Do 21 lutego będą działały serwery EverQuest Landmark. Po tym terminie gra na zawsze osunie się w nicość internetu.
Na stronie Landmarku pojawiło się oświadczenie firmy, które przytaczamy poniżej w nieoficjalnym tłumaczeniu na język polski:
Do społeczności Landmarku,
ciężko nam na sercu, gdy to piszemy – musimy poinformować Was, że po długich analizach zdecydowaliśmy się na zamknięcie serwerów gry Landmark w dniu 21 lutego 2017.
Od momentu, gdy Landmark wkroczył w fazę Alpha, imponowały nam kreatywne talenty w tej społeczności. Przekraczaliście kolejne granice możliwości Landmarka i jesteśmy Wam bardzo wdzięczni za czas oraz energię, którą udostępniliście nam poprzez swoją twórczość w tej grze.
Podczas gdy jeszcze macie czas na cieszenie się Lumerią i wieloma światami, które zbudowaliście w Landmarku, chcielibyśmy Wam powiedzieć, że to, co widzicie, będzie się działo między teraźniejszością a lutym. Od dzisiaj przedmioty Player Studio nie będą już dostępne w spisach lub na sprzedaż na the Landmark Marketplace. Nie będzie można także zakupić gry Landmark. Wszystkie rzeczy dostępne na Marketplace w walucie Daybreak Cash będą miały cenę zredukowaną do 1 DBC.
Serwery gry, a także towarzyszące im fora i kanały social media zostaną zamknięte o godz. 4:00 czasu PST, w czwartek 21 lutego 2017.
Chcemy Wam wszystkim i każdemu z osobna podziękować za Wasz kreatywny wkład w Landmark.
Daybreak Game Company
Jak wyjaśnia jeden z graczy, Feldon, na łamach EQ2Wire, w godzinach szczytu świat EverQuestu odwiedzało od 120 do 150 osób, co nie było oszałamiającą liczbą. Osobną sprawą jest także kwestia gry EverQuest Next. Landmark oryginalnie miał być tylko narzędziem do tworzenia rzeczy w Next, jednak Daybreak Game Company anulowało projekt EQN. Jak zauważa wielu fanów, wówczas Landmark stracił sens bytu.

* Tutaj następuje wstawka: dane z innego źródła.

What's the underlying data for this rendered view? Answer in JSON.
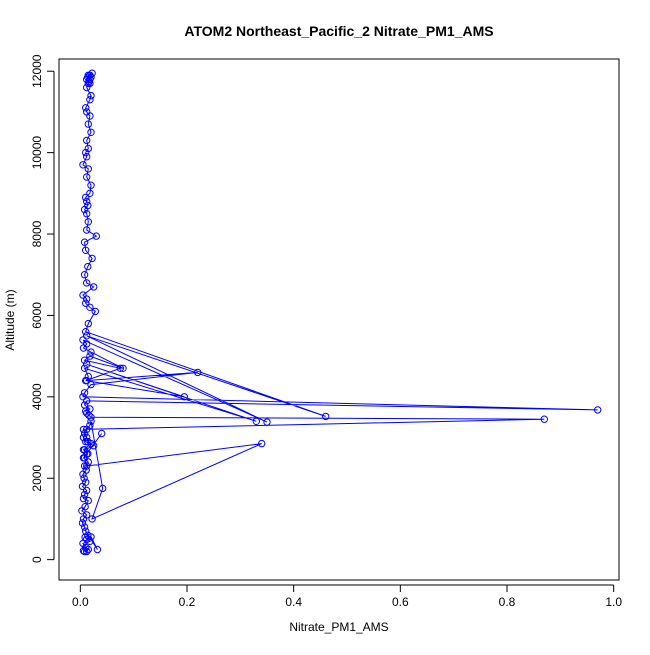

Zatem ostatecznie decyzja o zamknięciu serwerów Landmarku, jak to ujął Feldon, została sprowadzona do technikaliów – konkretniej, kosztów utrzymania serwera gry. Szkoda, ale być może DGC zbuduje na ruinach Landmarku/Nextu coś nowego i jeszcze lepszego. Trzymamy kciuki.